Nas casas de detenção, o foco está no indivíduo. As pessoas que vivem nesses espaços não são tratadas como números em um sistema, mas reconhecidas por suas próprias qualidades e desafios. Juntamente com a equipe de apoio – agentes pessoais, assistentes sociais, psicólogos, pessoal administrativo e gerência – cada residente trabalha em seu desenvolvimento pessoal. A equipe ajuda ativamente a identificar e a fortalecer o potencial de cada pessoa, ao mesmo tempo em que procura soluções construtivas para suas dificuldades. 

Cada residente é responsável por seu próprio plano de permanência, o que promove autonomia e prepara para o futuro. Esse senso de responsabilidade também apoia seu desenvolvimento. Ao mesmo tempo, ninguém percorre esse caminho sozinho: eles recebem apoio intensivo e contínuo de uma equipe dedicada. Embora essa abordagem, em que os residentes às vezes se sentem “monitorados de perto”, seja muitas vezes desafiadora, ela estabelece uma base vital para o desenvolvimento pessoal. 

3.     Enraizamento local e parcerias

As casas de detenção estão profundamente inseridas no contexto local.

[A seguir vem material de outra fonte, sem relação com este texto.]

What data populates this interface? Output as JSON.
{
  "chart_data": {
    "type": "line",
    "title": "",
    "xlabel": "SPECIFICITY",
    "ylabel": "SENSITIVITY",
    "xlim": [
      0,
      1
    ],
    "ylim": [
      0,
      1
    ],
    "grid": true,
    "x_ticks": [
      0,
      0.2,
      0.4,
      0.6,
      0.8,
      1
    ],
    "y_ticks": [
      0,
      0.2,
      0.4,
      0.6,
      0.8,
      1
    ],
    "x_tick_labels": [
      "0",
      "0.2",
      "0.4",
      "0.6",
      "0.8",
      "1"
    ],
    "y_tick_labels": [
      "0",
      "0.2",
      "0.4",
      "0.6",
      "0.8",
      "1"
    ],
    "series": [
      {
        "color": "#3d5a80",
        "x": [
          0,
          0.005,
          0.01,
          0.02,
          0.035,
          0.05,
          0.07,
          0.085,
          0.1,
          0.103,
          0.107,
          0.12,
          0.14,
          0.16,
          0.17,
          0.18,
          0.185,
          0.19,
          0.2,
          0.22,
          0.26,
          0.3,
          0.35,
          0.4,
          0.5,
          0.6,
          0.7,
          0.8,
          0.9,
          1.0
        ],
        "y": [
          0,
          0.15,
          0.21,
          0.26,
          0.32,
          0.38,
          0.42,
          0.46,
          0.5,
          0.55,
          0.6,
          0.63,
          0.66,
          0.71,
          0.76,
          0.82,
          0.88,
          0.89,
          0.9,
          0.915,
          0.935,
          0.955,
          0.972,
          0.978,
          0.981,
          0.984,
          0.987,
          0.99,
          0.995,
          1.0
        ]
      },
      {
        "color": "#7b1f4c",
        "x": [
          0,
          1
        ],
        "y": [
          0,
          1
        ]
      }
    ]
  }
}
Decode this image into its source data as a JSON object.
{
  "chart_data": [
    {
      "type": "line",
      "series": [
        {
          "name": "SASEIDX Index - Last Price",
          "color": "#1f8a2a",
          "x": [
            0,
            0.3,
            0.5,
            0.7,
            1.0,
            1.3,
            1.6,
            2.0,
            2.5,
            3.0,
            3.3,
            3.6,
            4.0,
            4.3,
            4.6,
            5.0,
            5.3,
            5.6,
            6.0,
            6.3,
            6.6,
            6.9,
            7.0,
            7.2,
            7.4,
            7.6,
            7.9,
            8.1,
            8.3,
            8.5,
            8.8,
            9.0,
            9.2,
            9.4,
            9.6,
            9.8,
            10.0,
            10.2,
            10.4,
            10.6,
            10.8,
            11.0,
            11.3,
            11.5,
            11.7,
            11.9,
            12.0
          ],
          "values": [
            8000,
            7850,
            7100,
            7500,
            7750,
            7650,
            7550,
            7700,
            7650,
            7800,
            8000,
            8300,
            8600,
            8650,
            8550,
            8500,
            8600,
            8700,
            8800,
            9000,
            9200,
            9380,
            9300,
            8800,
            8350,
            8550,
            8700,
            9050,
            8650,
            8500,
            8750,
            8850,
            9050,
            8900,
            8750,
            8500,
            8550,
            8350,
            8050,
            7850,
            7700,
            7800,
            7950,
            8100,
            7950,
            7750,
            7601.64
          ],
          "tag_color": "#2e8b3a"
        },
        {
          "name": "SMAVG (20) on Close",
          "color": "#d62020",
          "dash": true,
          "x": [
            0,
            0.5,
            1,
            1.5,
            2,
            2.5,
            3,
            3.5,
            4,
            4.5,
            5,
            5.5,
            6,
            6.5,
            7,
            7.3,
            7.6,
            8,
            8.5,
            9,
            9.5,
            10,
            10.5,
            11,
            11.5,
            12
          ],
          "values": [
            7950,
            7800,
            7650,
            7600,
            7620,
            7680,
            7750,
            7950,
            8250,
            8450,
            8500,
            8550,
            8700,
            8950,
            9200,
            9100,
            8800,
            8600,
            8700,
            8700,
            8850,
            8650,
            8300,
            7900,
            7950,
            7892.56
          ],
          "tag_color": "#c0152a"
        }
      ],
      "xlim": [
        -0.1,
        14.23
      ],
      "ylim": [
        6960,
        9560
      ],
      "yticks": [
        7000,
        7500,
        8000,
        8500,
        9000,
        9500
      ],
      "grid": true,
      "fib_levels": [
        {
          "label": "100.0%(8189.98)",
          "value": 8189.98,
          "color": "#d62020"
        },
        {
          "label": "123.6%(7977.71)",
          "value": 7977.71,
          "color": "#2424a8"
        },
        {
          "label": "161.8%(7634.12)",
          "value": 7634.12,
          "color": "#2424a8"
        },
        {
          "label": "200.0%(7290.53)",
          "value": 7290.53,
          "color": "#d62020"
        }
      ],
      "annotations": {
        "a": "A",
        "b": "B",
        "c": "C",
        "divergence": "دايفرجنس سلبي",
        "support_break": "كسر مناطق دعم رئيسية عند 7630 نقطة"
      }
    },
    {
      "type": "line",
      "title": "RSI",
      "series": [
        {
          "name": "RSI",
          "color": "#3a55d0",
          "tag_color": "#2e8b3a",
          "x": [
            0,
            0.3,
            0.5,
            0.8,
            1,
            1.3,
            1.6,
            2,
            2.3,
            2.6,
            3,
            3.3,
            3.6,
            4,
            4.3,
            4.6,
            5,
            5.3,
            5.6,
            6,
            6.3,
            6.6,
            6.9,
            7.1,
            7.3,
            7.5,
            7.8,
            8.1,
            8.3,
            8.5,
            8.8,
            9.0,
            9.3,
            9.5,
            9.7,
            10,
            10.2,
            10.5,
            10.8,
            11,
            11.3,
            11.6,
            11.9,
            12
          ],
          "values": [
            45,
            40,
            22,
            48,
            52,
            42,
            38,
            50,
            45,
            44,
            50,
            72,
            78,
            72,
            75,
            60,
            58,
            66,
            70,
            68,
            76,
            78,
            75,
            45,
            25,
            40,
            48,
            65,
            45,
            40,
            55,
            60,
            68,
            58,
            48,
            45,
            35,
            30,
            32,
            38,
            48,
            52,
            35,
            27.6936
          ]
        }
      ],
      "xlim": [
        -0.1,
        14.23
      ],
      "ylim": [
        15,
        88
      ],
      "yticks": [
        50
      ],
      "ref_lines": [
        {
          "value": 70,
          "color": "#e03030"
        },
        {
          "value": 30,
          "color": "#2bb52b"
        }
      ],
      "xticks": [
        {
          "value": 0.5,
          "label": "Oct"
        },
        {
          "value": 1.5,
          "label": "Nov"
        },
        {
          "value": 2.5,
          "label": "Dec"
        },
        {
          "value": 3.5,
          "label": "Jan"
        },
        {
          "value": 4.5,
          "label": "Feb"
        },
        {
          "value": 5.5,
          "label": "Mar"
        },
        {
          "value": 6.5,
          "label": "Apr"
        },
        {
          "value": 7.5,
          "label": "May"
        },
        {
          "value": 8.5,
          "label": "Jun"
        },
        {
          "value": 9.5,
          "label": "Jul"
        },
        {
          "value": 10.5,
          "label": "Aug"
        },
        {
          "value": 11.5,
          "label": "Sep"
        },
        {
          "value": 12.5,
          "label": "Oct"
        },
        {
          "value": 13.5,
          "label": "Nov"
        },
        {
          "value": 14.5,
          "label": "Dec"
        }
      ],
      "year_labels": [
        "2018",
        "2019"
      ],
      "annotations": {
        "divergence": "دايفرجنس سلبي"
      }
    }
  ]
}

O trabalho é realizado em parceria com prefeituras, empregadores, organizações da sociedade civil e moradores da região. Essas colaborações constroem uma rede ampla e sustentável de apoio ao redor de cada casa, facilitando o acesso ao trabalho, à moradia e ao acompanhamento após a saída. Em vez de funcionarem como estruturas isoladas, as casas de detenção tornam-se parte integrante das comunidades onde estão inseridas, fortalecendo a coesão social e o apoio da população.

4.     Integração estrutural e visão de longo prazo 

Embora inovadoras, as casas de detenção não são projetos-piloto temporários. Elas estão agora integradas de forma estrutural ao sistema penal nacional, sob a coordenação da Direção Geral de Instituições Penitenciárias. Foi criado um marco legal específico, com funções profissionais definidas, e já estão em andamento preparativos para expandir o modelo a outros grupos, como jovens, pessoas idosas e pessoas com desafios relacionados ao uso de substâncias. Isso demonstra que o modelo é escalável e pensado para ter continuidade no longo prazo.
Criação de apoio para a mudança sistêmica
Transformar o modelo das casas de detenção em realidade exigiu mudanças estruturais nas políticas públicas e uma estreita colaboração com governos locais, serviços sociais e uma ampla rede de parceiros, tanto dentro quanto fora do sistema de justiça.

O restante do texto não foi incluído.